First, you'll install the package using npm install objects-to-csv
and add it to the top of your project.
const ObjectsToCsv = require('objects-to-csv');
You can now add use the package right after closing your job.each()
method:
const csv = new ObjectsToCsv(linkedinJobs)
csv.toDisk('./linkedInJobs.csv', { append: true})
“The keys in the first object of the array will be used as column names” so it’s important that you make them descriptive when using the .push()
method.
Also, because you want to loop through several pages, you don’t want your CSV to be overwritten every time but to add the new data below. To do so, all you need to do is set append to true.
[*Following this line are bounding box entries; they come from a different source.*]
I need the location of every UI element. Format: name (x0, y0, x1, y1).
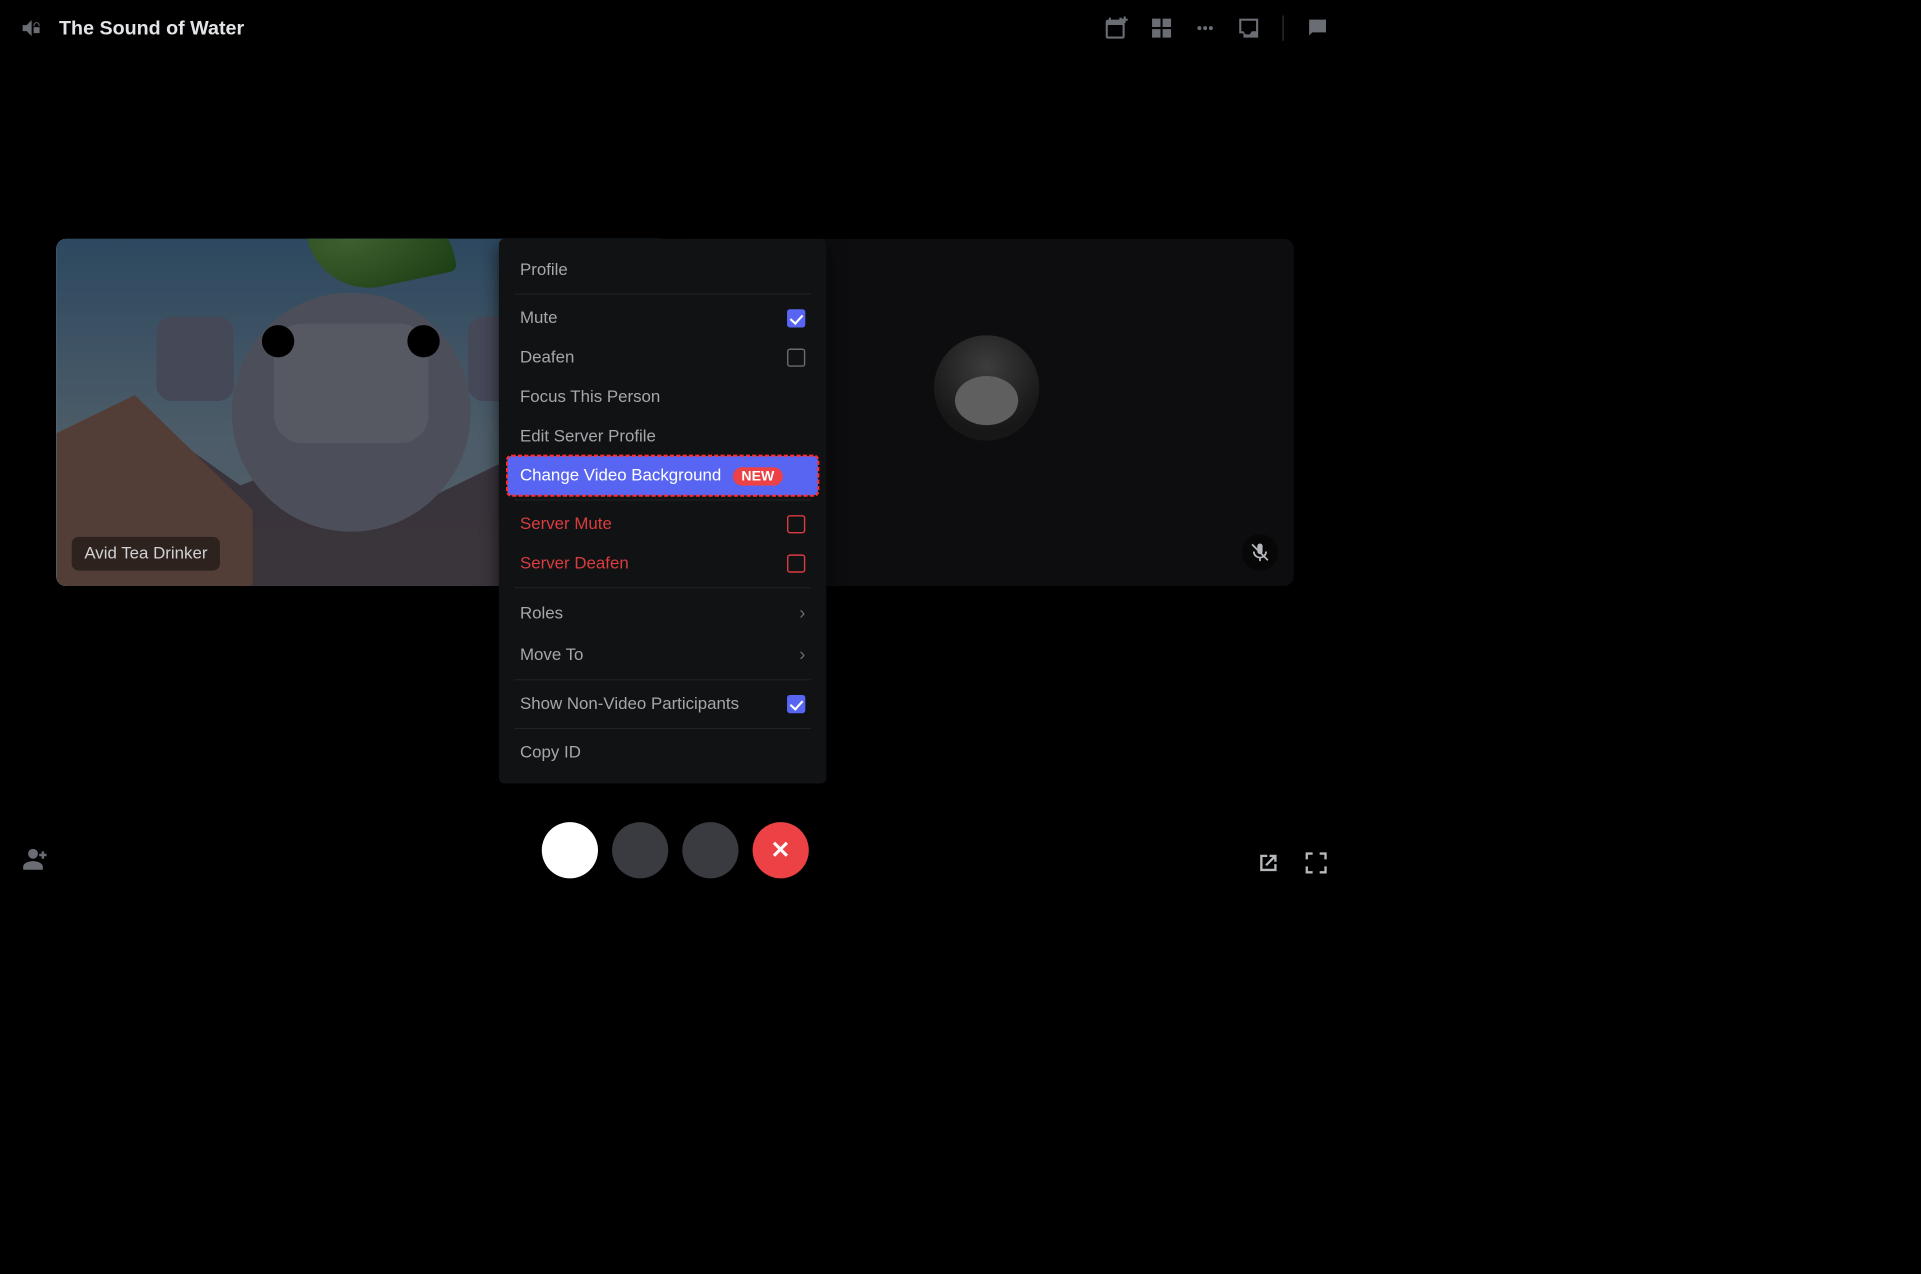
menu-separator (514, 680, 811, 681)
checkbox-icon[interactable] (787, 554, 805, 572)
checkbox-icon[interactable] (787, 515, 805, 533)
new-badge: NEW (733, 467, 783, 485)
menu-change-video-background[interactable]: Change Video Background NEW (507, 456, 818, 495)
menu-separator (514, 500, 811, 501)
checkbox-icon[interactable] (787, 349, 805, 367)
menu-label: Deafen (520, 348, 574, 368)
menu-label: Server Deafen (520, 554, 629, 574)
menu-edit-server-profile[interactable]: Edit Server Profile (507, 417, 818, 456)
chevron-right-icon: › (799, 602, 805, 624)
menu-server-mute[interactable]: Server Mute (507, 505, 818, 544)
menu-label: Roles (520, 603, 563, 623)
disconnect-button[interactable]: ✕ (752, 822, 808, 878)
menu-label: Show Non-Video Participants (520, 694, 739, 714)
menu-separator (514, 728, 811, 729)
menu-focus-person[interactable]: Focus This Person (507, 377, 818, 416)
inbox-icon[interactable] (1236, 15, 1261, 40)
invite-button[interactable] (18, 844, 48, 877)
menu-server-deafen[interactable]: Server Deafen (507, 544, 818, 583)
menu-roles[interactable]: Roles › (507, 592, 818, 633)
mic-toggle-button[interactable] (682, 822, 738, 878)
call-controls: ✕ (541, 822, 808, 878)
menu-label: Mute (520, 308, 557, 328)
menu-label: Profile (520, 260, 568, 280)
menu-label: Move To (520, 645, 583, 665)
menu-label-text: Change Video Background (520, 466, 721, 485)
header-right (1103, 15, 1331, 40)
menu-label: Change Video Background NEW (520, 466, 783, 486)
call-header: The Sound of Water (0, 0, 1350, 56)
menu-label: Edit Server Profile (520, 427, 656, 447)
more-icon[interactable] (1195, 15, 1215, 40)
chevron-right-icon: › (799, 644, 805, 666)
menu-move-to[interactable]: Move To › (507, 634, 818, 675)
muted-badge (1242, 534, 1279, 571)
person-add-icon (18, 844, 48, 874)
footer-right (1254, 849, 1330, 877)
menu-label: Server Mute (520, 514, 612, 534)
checkbox-icon[interactable] (787, 695, 805, 713)
screen-share-button[interactable] (612, 822, 668, 878)
chat-icon[interactable] (1305, 15, 1330, 40)
user-context-menu: Profile Mute Deafen Focus This Person Ed… (499, 239, 826, 784)
header-separator (1282, 15, 1283, 40)
menu-show-non-video[interactable]: Show Non-Video Participants (507, 684, 818, 723)
create-event-icon[interactable] (1103, 15, 1128, 40)
checkbox-icon[interactable] (787, 309, 805, 327)
popout-icon[interactable] (1254, 849, 1282, 877)
menu-deafen[interactable]: Deafen (507, 338, 818, 377)
header-left: The Sound of Water (20, 16, 244, 40)
speaker-locked-icon (20, 16, 44, 40)
menu-mute[interactable]: Mute (507, 299, 818, 338)
menu-copy-id[interactable]: Copy ID (507, 733, 818, 772)
grid-view-icon[interactable] (1149, 15, 1174, 40)
channel-title: The Sound of Water (59, 17, 244, 39)
menu-separator (514, 587, 811, 588)
fullscreen-icon[interactable] (1302, 849, 1330, 877)
mic-off-icon (1249, 542, 1270, 563)
video-toggle-button[interactable] (541, 822, 597, 878)
menu-separator (514, 294, 811, 295)
close-icon: ✕ (770, 836, 790, 864)
participant-name-label: Avid Tea Drinker (72, 537, 220, 571)
menu-label: Focus This Person (520, 387, 660, 407)
menu-profile[interactable]: Profile (507, 250, 818, 289)
menu-label: Copy ID (520, 743, 581, 763)
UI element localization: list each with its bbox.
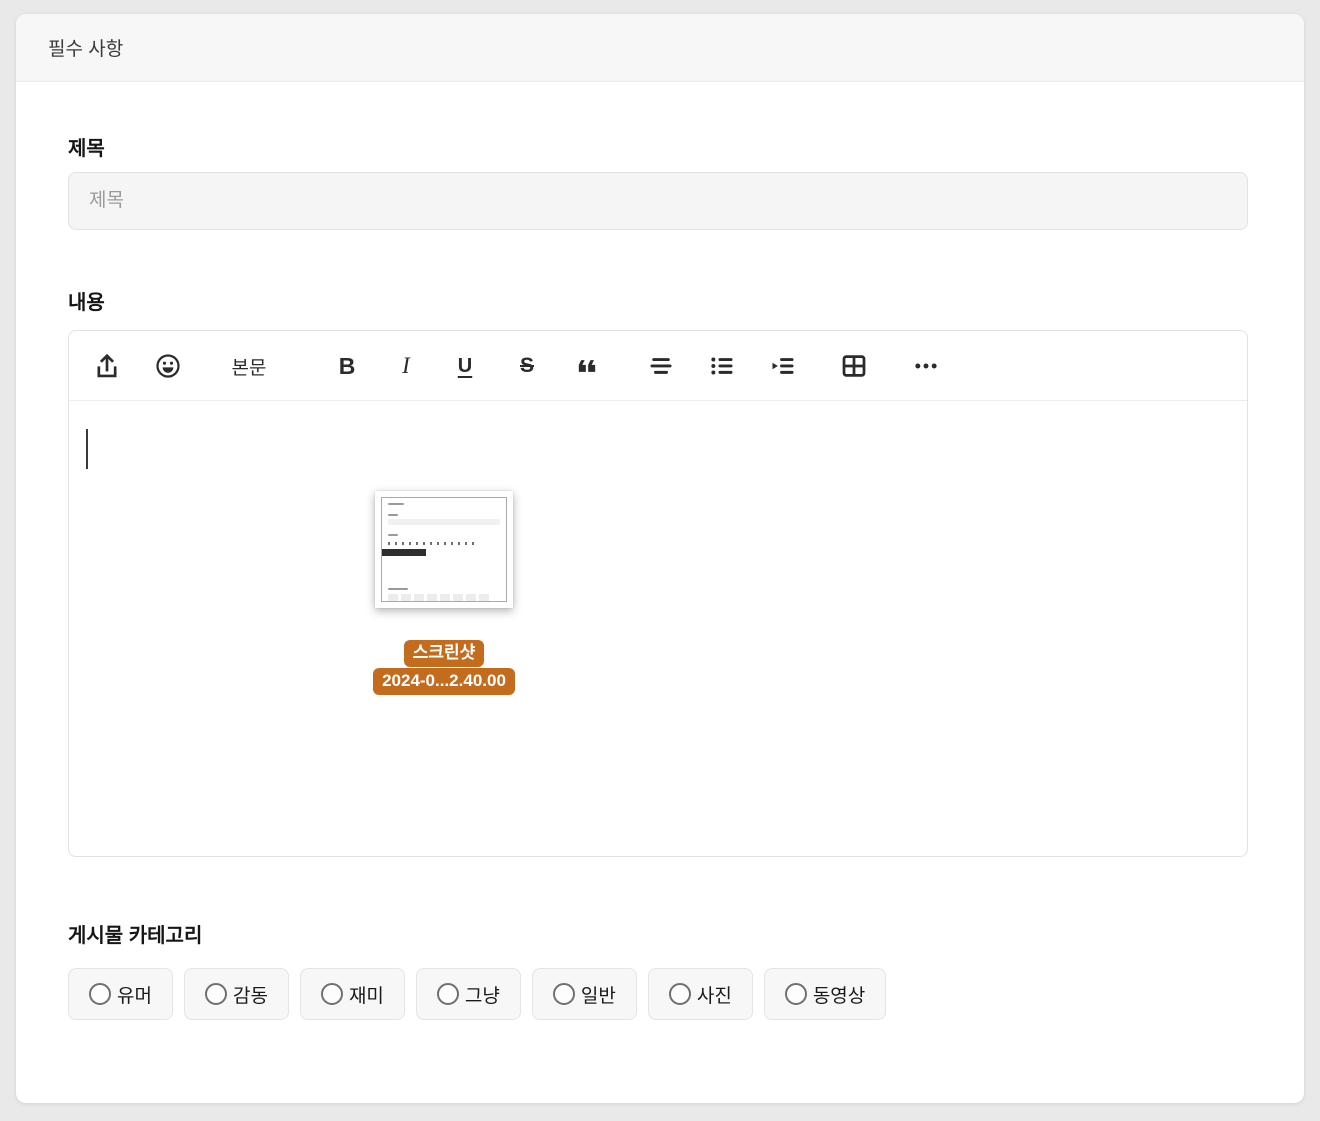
dragged-attachment[interactable]: 스크린샷 2024-0...2.40.00 [334, 491, 554, 695]
text-caret [86, 429, 88, 469]
required-fields-card: 필수 사항 제목 내용 [16, 14, 1304, 1103]
radio-icon[interactable] [89, 983, 111, 1005]
italic-button[interactable]: I [388, 348, 424, 384]
title-input[interactable] [68, 172, 1248, 230]
content-label: 내용 [68, 292, 105, 314]
emoji-icon [154, 352, 182, 380]
align-icon [647, 352, 675, 380]
bullet-list-icon [708, 352, 736, 380]
category-option-touching[interactable]: 감동 [183, 968, 289, 1020]
category-option-humor[interactable]: 유머 [68, 968, 173, 1020]
blockquote-button[interactable] [569, 348, 605, 384]
strikethrough-button[interactable]: S [509, 348, 545, 384]
radio-icon[interactable] [668, 983, 691, 1005]
radio-icon[interactable] [204, 983, 227, 1005]
category-option-photo[interactable]: 사진 [647, 968, 753, 1020]
indent-icon [769, 352, 797, 380]
title-label: 제목 [68, 138, 105, 160]
category-options: 유머 감동 재미 그냥 일반 사진 동영상 [68, 968, 887, 1020]
attachment-name-badge: 스크린샷 [403, 640, 485, 667]
radio-icon[interactable] [552, 983, 575, 1005]
bullet-list-button[interactable] [704, 348, 740, 384]
card-header-title: 필수 사항 [48, 39, 124, 60]
screenshot-thumbnail[interactable] [375, 491, 513, 608]
paragraph-style-button[interactable]: 본문 [217, 348, 281, 384]
rich-text-editor: 본문 B I U S 스크린샷 2024-0...2.40.00 [68, 330, 1248, 857]
emoji-button[interactable] [150, 348, 186, 384]
indent-button[interactable] [765, 348, 801, 384]
upload-button[interactable] [89, 348, 125, 384]
category-option-whatever[interactable]: 그냥 [415, 968, 521, 1020]
underline-button[interactable]: U [447, 348, 483, 384]
editor-toolbar: 본문 B I U S [69, 331, 1247, 401]
thumbnail-preview [381, 497, 507, 602]
upload-icon [93, 352, 121, 380]
card-header: 필수 사항 [16, 14, 1304, 82]
radio-icon[interactable] [436, 983, 459, 1005]
editor-content-area[interactable]: 스크린샷 2024-0...2.40.00 [69, 401, 1247, 857]
category-option-fun[interactable]: 재미 [299, 968, 405, 1020]
more-options-button[interactable] [908, 348, 944, 384]
blockquote-icon [573, 352, 601, 380]
radio-icon[interactable] [320, 983, 343, 1005]
more-icon [912, 352, 940, 380]
table-button[interactable] [836, 348, 872, 384]
table-icon [839, 351, 869, 381]
align-button[interactable] [643, 348, 679, 384]
attachment-filename-badge: 2024-0...2.40.00 [373, 667, 515, 695]
category-option-general[interactable]: 일반 [531, 968, 637, 1020]
bold-button[interactable]: B [329, 348, 365, 384]
category-option-video[interactable]: 동영상 [763, 968, 887, 1020]
radio-icon[interactable] [784, 983, 807, 1005]
page-background: { "card": { "header_title": "필수 사항" }, "… [0, 0, 1320, 1121]
category-label: 게시물 카테고리 [68, 925, 203, 947]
It will only add the headers once and keep updating the file with the new data.
If you’ve followed along, here’s what your finished code should look like:
const axios = require("axios");
const cheerio = require("cheerio");
const ObjectsToCsv = require("objects-to-csv");
linkedinJobs = [];
for (let pageNumber = 0; pageNumber < 1000; pageNumber += 25) {
let url = [https://www.linkedin.com/jobs-guest/jobs/api/seeMoreJobPostings/search?keywords=email%2Bdeveloper&location=United%2BStates&geoId=103644278&trk=public_jobs_jobs-search-bar_search-submit¤tJobId=2931031787&position=1&pageNum=0&start=${pageNumber}](https://www.linkedin.com/jobs-guest/jobs/api/seeMoreJobPostings/search?keywords=email%2Bdeveloper&location=United%2BStates&geoId=103644278&trk=public_jobs_jobs-search-bar_search-submit¤tJobId=2931031787&position=1&pageNum=0&start=${pageNumber});
axios(URL)
.then((response) => {
const html = response.data;
const $ = cheerio.load(html);
const jobs = $("li");
jobs.each((index, element) => {
const jobTitle = $(element)
.find("h3.base-search-card__title")
.text()
.trim();
const company = $(element)
.find("h4.base-search-card__subtitle")
.text()
.trim();
const location = $(element)
.find("span.job-search-card__location")
.text()
.trim();
const link = $(element).find("a.base-card__full-link").attr("href");
linkedinJobs.push({
Title: jobTitle,
Company: company,
Location: location,
Link: link,
});
});
const csv = new ObjectsToCsv(linkedinJobs);
csv.toDisk("./linkedInJobs.csv", { append: true });
})
.catch(console.error);
}
To run it, go to your terminal and type npm run start
Conclusion
In this project, you have learned how to scrape data from a LinkedIn job listing website. You have also become familiar with parsing HTML elements with Cheerio as well as manipulation. With this knowledge you can scrape through any website of your choice, but note that it is essential to first check for legal policies before scraping a site.